A Question Of Sport 50th Anniversary

Gareth JM Edwards, Executive Producer

I think people who work on the show are aware they are part of a British television institution.Gareth JM Edwards
Date: 16.12.2019     Last updated: 16.12.2019 at 16.42

How did you get involved with working on the show?
A long time ago now! I first started working on the show in the summer of 1999, so that’s over 20 years ago now. I started off as a junior researcher on the programme. I had been a professional cricketer in a previous life and then injury put a stop to that. I was looking for work and I was made aware of a job as a question researcher on AQOS. Being a bit of a sports nerd I thought that was something that would be of interest. So I applied for the job and got an interview and the rest as they say is history. 

What is behind the show’s lasting success?
Well it’s been going for 50 years so we must be doing something right! But I think there a few things that tie into that. I think the fact that sport is in its essence an ever-changing thing, so there is always new things happening, new records being broken and the top names in sport are changing on a weekly basis. So that keeps the show fresh because there’s always new questions to ask and new people to come on the show.

I think what the production team have done brilliantly over the last 50 years is that they have evolved the show and the style of asking questions, whilst remaining a true sports quiz at its very heart. As I’ve been working on the documentary about 50 years of the show, I’ve been looking back at the older shows and they are a lot more straight-laced, and less entertainment based then they are now. But I think that is just the way that TV has gone, I think the humour level has increased over the years.

The final thing I would say about this is that it is totally unscripted, nobody has any idea as to what the questions and answers are going to be when they come on the show, so it’s a chance for viewers to see their sporting heroes be themselves and see their personalities.

Have you got any standout moments from behind the scenes since you’ve been working on the show?
This will sound a bit corny, but the whole 20 years have been a real privilege for me. I think people who work on the show are aware they are part of a British television institution. I think that you don’t often get a chance to work on a show that is as much a part of the landscape of British TV. There are only a handful of programmes that fall into that category, things like Match of the Day or EastEnders or Strictly. If you talk to anybody, even if they don’t watch those programmes they know what they are. I think that’s a real sense of pride I have working on it. 
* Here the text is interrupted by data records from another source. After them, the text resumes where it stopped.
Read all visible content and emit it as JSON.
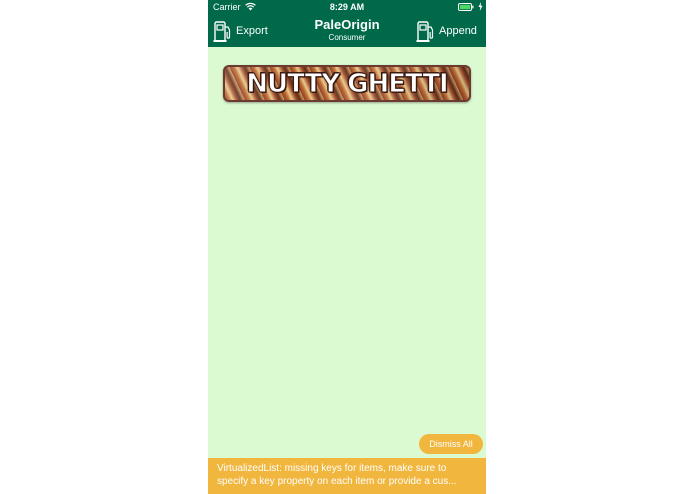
{
  "status_bar": {
    "carrier": "Carrier",
    "time": "8:29 AM"
  },
  "nav": {
    "title": "PaleOrigin",
    "subtitle": "Consumer",
    "left_button": {
      "label": "Export",
      "icon": "fuel-pump-icon"
    },
    "right_button": {
      "label": "Append",
      "icon": "fuel-pump-icon"
    }
  },
  "banner": {
    "text": "NUTTY GHETTI"
  },
  "dismiss_button": {
    "label": "Dismiss All"
  },
  "warning": {
    "line1": "VirtualizedList: missing keys for items, make sure to",
    "line2": "specify a key property on each item or provide a cus..."
  },
  "colors": {
    "header_bg": "#00694a",
    "content_bg": "#dcfad2",
    "warning_bg": "#f0b63e"
  }
}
Who would you say has been your most memorable guest on the show for you?
In the early 2000s there was a show where we featured Jonah Lomu (NZ rugby player) Seve Ballesteros (Spanish golfer), Maurice Greene (US sprinter), and Evander Holyfield (US boxer), and they are four world superstars. To get those four on the same panel was quite incredible really. Over the years some brilliant names from all sports from the UK and abroad on the show. We’ve had Olympic gold medallists and world record holders, but to get those four who are all global superstars, all on one show together, that is probably the stand out show for me. 

What can we expect to see from the 50th anniversary show?
The guests that we have invited back were British sporting royalty really, so Laura Davies, Martin Offiah, Beth Tweddle and former AQOS captain Ally McCoist were the four. Ally was the captain when I joined the show and was pretty much everybody’s favourite, he’s a lot of fun. So he came back and he is on the same team as Tuffers. They are both big characters, so the viewers can expect quite a lot of chaos from that team and seeing Sue attempting to control those two, she certainly has her work cut out for her. But the 50th episode was a blend of it being a quiz of sport over the last 50 years, but also some nice memories of moments on the show as well, so that it’s a blend of sports quiz and memories from the archives. 

What can we expect to see from the 50th anniversary documentary?
To try and cram 50 years’ worth, and over 1,200 shows, into an hour has been quite a task but we’ve managed it and it is a show I’m immensely proud of. Everyone we’ve interviewed has talked so fondly about the programme and their memories of it. What is abundantly clear is that it is part of the British television landscape. The documentary is an hour long romp through the archives and there are some brilliant clips from the days of David Vine and David Coleman as well as some more modern moments. As well as this we hear from sporting greats like Gary Lineker, Tim Henman, Denise Lewis and Jessica Ennis-Hill who talk about their time on the programme, and celebrity fans like Paddy McGuinness and Richard Osman.

Who would be your dream celebrity contestant?
I would say we do pretty well on AQOS. There’s not too many people that we haven’t managed to get in and be on the panel. I think the one thing that I would say is that the current sporting superstars, their diaries are so full these days, as people travel much more and are abroad much longer. Some of the modern Premier League footballers would be great and we would love to have on. Being a Liverpool fan personally, I would love to have our current manager Jürgen Klopp on the show. He seems to have a lot of personality and I’m a big Liverpool fan, so from a personal point of view, he would be great to get on.